During the Second World War, he was based at Buchan Ness, a lighthouse which stood on a tiny island that was linked to the busy fishing village of Boddam.
With many of the males in the community away on active service and food and other commodities in short supply, Mr MacEachern found himself involved in many more duties than he had envisaged.
As he recalled: “Money was often scarce in these households. One day, I was asked to change a light bulb for two elderly sisters. I laid my uniform cap down on a table while I was busy and their little cat jumped up to investigate.
“I thought it was rather odd when he sat in it – but then I found a little pool when I went to put it on again.
“Eh me, he’s piddled in your bunnet,’ said one of the ladies calmly. And it quite was a new cap too.
“Another old lady came for help to fix her leaking roof. This was a bigger undertaking and I arranged for a builder in Peterhead to carry out the necessary repairs.
“When he gave her the bill, she just stared at it. ‘Ah well, I canna pay ye, but the Lord will,” was all she could say. He knew he would not be paid: she just did not have the money, so he let it go.”
Mr MacEachern occasionally played in the village football team whenever there were gaps to be filled. But, as he added: “When the local lads returned from the war, we became referees and often enough, after an unpopular decision, we had to run for our lives.
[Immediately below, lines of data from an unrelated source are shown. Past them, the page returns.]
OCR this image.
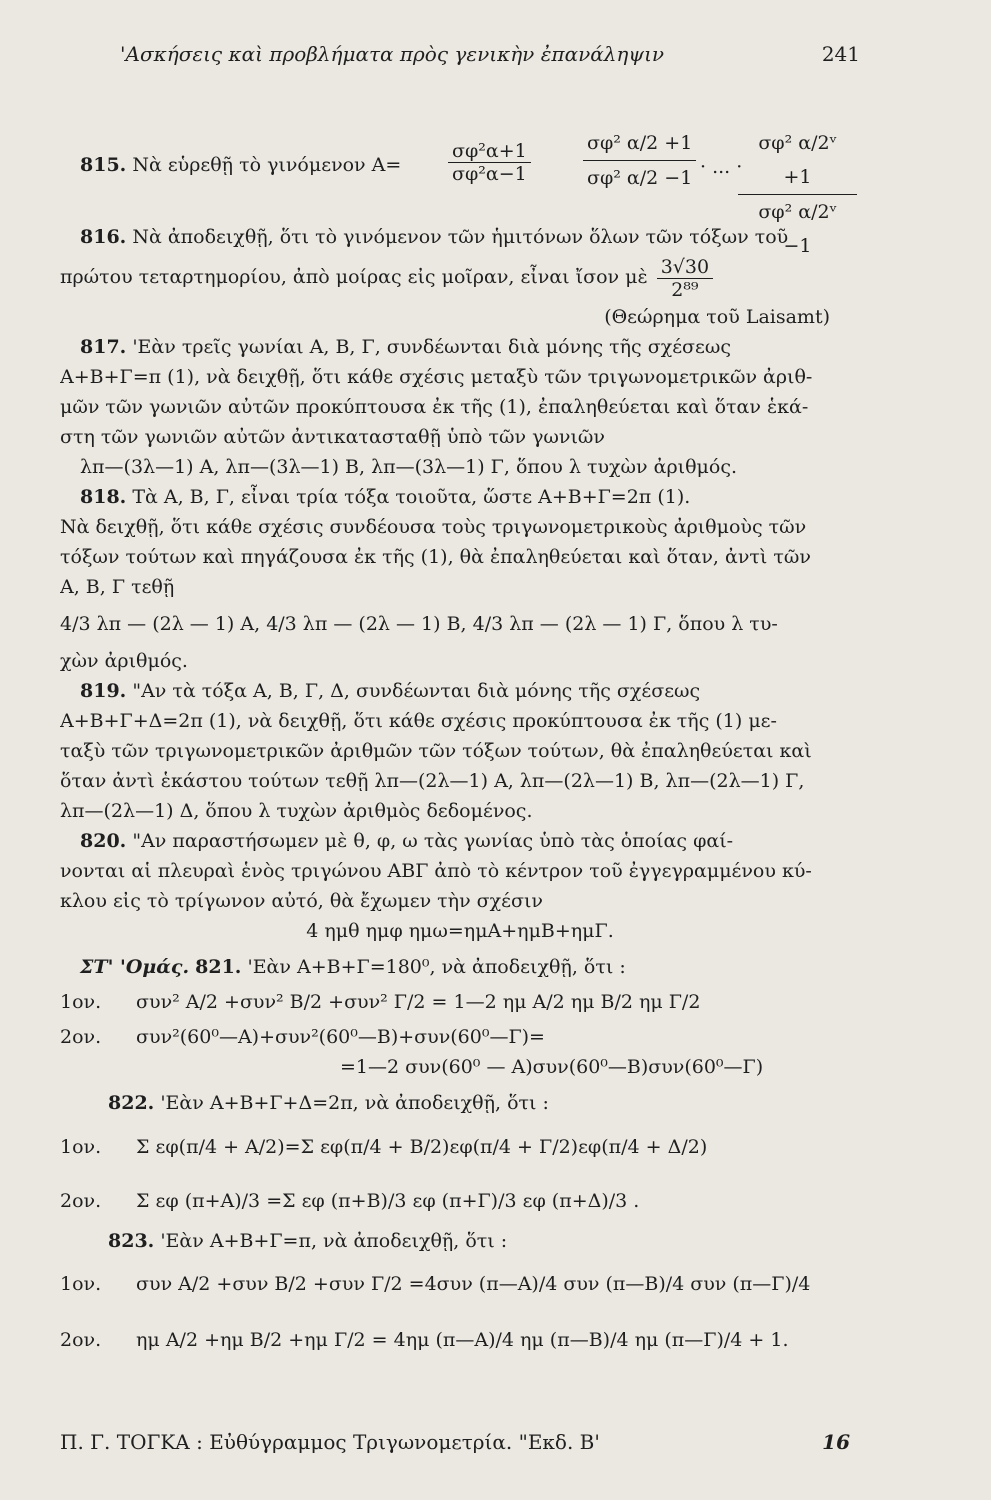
'Ασκήσεις καὶ προβλήματα πρὸς γενικὴν ἐπανάληψιν	241
815. Νὰ εὑρεθῇ τὸ γινόμενον $A= \frac{\text{σφ²α+1}}{\text{σφ²α−1}}$	$\frac{\text{σφ² α/2 +1}}{\text{σφ² α/2 −1}}$ · ... ·
$\frac{\text{σφ² α/2ᵛ +1}}{\text{σφ² α/2ᵛ −1}}$
816. Νὰ ἀποδειχθῇ, ὅτι τὸ γινόμενον τῶν ἡμιτόνων ὅλων τῶν τόξων τοῦ
πρώτου τεταρτημορίου, ἀπὸ μοίρας εἰς μοῖραν, εἶναι ἴσον μὲ $\frac{3√30}{\text{2⁸⁹}}$
(Θεώρημα τοῦ Laisamt)
817. 'Εὰν τρεῖς γωνίαι Α, Β, Γ, συνδέωνται διὰ μόνης τῆς σχέσεως
Α+Β+Γ=π (1), νὰ δειχθῇ, ὅτι κάθε σχέσις μεταξὺ τῶν τριγωνομετρικῶν ἀριθ-
μῶν τῶν γωνιῶν αὐτῶν προκύπτουσα ἐκ τῆς (1), ἐπαληθεύεται καὶ ὅταν ἑκά-
στη τῶν γωνιῶν αὐτῶν ἀντικατασταθῇ ὑπὸ τῶν γωνιῶν
λπ—(3λ—1) Α, λπ—(3λ—1) Β, λπ—(3λ—1) Γ, ὅπου λ τυχὼν ἀριθμός.
818. Τὰ Α, Β, Γ, εἶναι τρία τόξα τοιοῦτα, ὥστε Α+Β+Γ=2π (1).
Νὰ δειχθῇ, ὅτι κάθε σχέσις συνδέουσα τοὺς τριγωνομετρικοὺς ἀριθμοὺς τῶν
τόξων τούτων καὶ πηγάζουσα ἐκ τῆς (1), θὰ ἐπαληθεύεται καὶ ὅταν, ἀντὶ τῶν
Α, Β, Γ τεθῇ
4/3 λπ — (2λ — 1) Α, 4/3 λπ — (2λ — 1) Β, 4/3 λπ — (2λ — 1) Γ, ὅπου λ τυ-
χὼν ἀριθμός.
819. "Αν τὰ τόξα Α, Β, Γ, Δ, συνδέωνται διὰ μόνης τῆς σχέσεως
Α+Β+Γ+Δ=2π (1), νὰ δειχθῇ, ὅτι κάθε σχέσις προκύπτουσα ἐκ τῆς (1) με-
ταξὺ τῶν τριγωνομετρικῶν ἀριθμῶν τῶν τόξων τούτων, θὰ ἐπαληθεύεται καὶ
ὅταν ἀντὶ ἑκάστου τούτων τεθῇ λπ—(2λ—1) Α, λπ—(2λ—1) Β, λπ—(2λ—1) Γ,
λπ—(2λ—1) Δ, ὅπου λ τυχὼν ἀριθμὸς δεδομένος.
820. "Αν παραστήσωμεν μὲ θ, φ, ω τὰς γωνίας ὑπὸ τὰς ὁποίας φαί-
νονται αἱ πλευραὶ ἑνὸς τριγώνου ΑΒΓ ἀπὸ τὸ κέντρον τοῦ ἐγγεγραμμένου κύ-
κλου εἰς τὸ τρίγωνον αὐτό, θὰ ἔχωμεν τὴν σχέσιν
4 ημθ ημφ ημω=ημΑ+ημΒ+ημΓ.
ΣΤ' 'Ομάς. 821. 'Εὰν Α+Β+Γ=180⁰, νὰ ἀποδειχθῇ, ὅτι :
1ον. συν² Α/2 +συν² Β/2 +συν² Γ/2 = 1—2 ημ Α/2 ημ Β/2 ημ Γ/2
2ον. συν²(60⁰—Α)+συν²(60⁰—Β)+συν(60⁰—Γ)=
=1—2 συν(60⁰ — Α)συν(60⁰—Β)συν(60⁰—Γ)
822. 'Εὰν Α+Β+Γ+Δ=2π, νὰ ἀποδειχθῇ, ὅτι :
1ον. Σ εφ(π/4 + Α/2)=Σ εφ(π/4 + Β/2)εφ(π/4 + Γ/2)εφ(π/4 + Δ/2)
2ον. Σ εφ (π+Α)/3 =Σ εφ (π+Β)/3 εφ (π+Γ)/3 εφ (π+Δ)/3 .
823. 'Εὰν Α+Β+Γ=π, νὰ ἀποδειχθῇ, ὅτι :
1ον. συν Α/2 +συν Β/2 +συν Γ/2 =4συν (π—Α)/4 συν (π—Β)/4 συν (π—Γ)/4
2ον. ημ Α/2 +ημ Β/2 +ημ Γ/2 = 4ημ (π—Α)/4 ημ (π—Β)/4 ημ (π—Γ)/4 + 1.
Π. Γ. ΤΟΓΚΑ : Εὐθύγραμμος Τριγωνομετρία. "Εκδ. Β'	16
“Feelings ran particularly high after one disputed penalty and I was chased to the bus by the women of New Pitsligo. Divots were hurled at me as cries of ‘wash yer bloody e’en out, ref’ rang in my ears.”
Back in Boddam, he did his best to look after a widowed fisherman, Davey, who had two daughters, one of whom was blind. He worked the creels and helped the family increase their precious sale of lobsters and crabs.
But these old fisher folk sometimes liked a laugh. As Mr MacEachern recalled: “Davey was a joker. I remember one summer’s night after the war, when there was a bonfire party by the harbour.
“A good crowd gathered and Davey sat yarning with an old friend, who had a wooden leg. While they chatted, the man took off his leg and laid it on the ground.
“But, when the fire began to die, Davey picked up the leg and threw it on the embers – and instantly, it went up in flames.
“In the rumpus that followed, some people were not convinced that he had mistaken it for a stick. But the boat builder soon made a new leg for the friend!”